MRTX849(Adagrasib) is a potent, orally-available, and mutation-selective covalent inhibitor of KRAS G12C with potential antineoplastic activity. MRTX849 covalently binds to KRAS G12C at the cysteine at residue 12, locks the protein in its inactive GDP-bound conformation, and inhibits KRAS-dependent signal transduction[1][2].

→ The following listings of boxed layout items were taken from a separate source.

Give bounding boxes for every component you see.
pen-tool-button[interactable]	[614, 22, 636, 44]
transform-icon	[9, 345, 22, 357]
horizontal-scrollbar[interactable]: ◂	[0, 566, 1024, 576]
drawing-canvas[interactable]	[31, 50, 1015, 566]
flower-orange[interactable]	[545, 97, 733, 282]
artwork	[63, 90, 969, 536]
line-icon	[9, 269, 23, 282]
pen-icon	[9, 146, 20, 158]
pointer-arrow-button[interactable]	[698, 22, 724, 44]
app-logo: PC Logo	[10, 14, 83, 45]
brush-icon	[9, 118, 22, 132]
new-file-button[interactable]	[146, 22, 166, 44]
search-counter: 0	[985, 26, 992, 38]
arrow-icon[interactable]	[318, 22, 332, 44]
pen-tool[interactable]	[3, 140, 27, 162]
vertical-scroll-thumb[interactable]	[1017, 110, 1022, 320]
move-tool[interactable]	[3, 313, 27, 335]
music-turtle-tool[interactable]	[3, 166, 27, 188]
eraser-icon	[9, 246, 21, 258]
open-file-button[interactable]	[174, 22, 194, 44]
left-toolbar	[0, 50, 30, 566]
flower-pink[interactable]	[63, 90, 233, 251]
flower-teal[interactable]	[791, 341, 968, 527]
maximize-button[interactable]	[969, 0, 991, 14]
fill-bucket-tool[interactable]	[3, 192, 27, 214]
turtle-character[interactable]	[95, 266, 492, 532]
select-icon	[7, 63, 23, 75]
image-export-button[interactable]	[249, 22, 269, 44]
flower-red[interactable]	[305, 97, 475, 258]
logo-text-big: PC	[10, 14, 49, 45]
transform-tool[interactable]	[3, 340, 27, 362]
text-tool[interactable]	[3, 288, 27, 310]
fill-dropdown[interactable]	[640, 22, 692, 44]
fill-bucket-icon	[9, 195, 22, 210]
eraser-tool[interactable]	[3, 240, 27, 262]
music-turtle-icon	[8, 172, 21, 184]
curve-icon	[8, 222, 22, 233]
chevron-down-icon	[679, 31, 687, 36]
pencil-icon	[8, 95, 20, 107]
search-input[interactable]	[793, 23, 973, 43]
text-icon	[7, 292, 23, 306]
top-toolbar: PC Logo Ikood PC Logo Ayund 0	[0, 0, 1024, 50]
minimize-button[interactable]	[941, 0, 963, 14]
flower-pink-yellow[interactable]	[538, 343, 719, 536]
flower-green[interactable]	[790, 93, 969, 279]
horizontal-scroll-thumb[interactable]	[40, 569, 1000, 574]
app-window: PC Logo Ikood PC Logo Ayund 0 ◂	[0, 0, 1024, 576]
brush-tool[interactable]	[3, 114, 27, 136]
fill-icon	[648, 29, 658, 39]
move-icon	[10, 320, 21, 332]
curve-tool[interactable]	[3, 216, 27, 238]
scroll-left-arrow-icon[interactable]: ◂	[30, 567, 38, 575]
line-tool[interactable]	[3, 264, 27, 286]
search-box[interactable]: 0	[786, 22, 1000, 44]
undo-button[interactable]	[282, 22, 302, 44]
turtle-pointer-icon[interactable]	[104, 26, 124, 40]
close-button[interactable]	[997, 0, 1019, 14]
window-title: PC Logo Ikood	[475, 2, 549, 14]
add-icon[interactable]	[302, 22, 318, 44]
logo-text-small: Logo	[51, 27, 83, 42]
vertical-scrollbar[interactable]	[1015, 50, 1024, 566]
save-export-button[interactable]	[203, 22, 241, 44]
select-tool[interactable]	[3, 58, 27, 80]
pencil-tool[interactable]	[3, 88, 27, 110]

D-Lin-MC3-DMA(MC3) is the most potent cationic lipid that has been synthesized for Lipid nanoparticles (LNPs) to deliver the siRNA.

Masitinib is a broad coronavirus 3CL inhibitor that effectively blocks replication of SARS-CoV-2. Science 20 Jul 2021: eabg5827 DOI: 10.1126/science.abg5827

CHIR-99021 is a glycogen synthase kinase 3 beta inhibitor that has antiproliferative activity in vitro and in vivo.

EIDD-1931 (β-d-N4-Hydroxycytidine, NHC) inhibits both murine hepatitis virus (MHV) (EC50 of 0.17 μM) and Middle East respiratory syndrome CoV (MERS-CoV) (EC50 of 0.56 μM) with minimal cytotoxicity. It also inhibits SARS-CoV-2 and multiple 2 endemic, epidemic and bat coronavirus.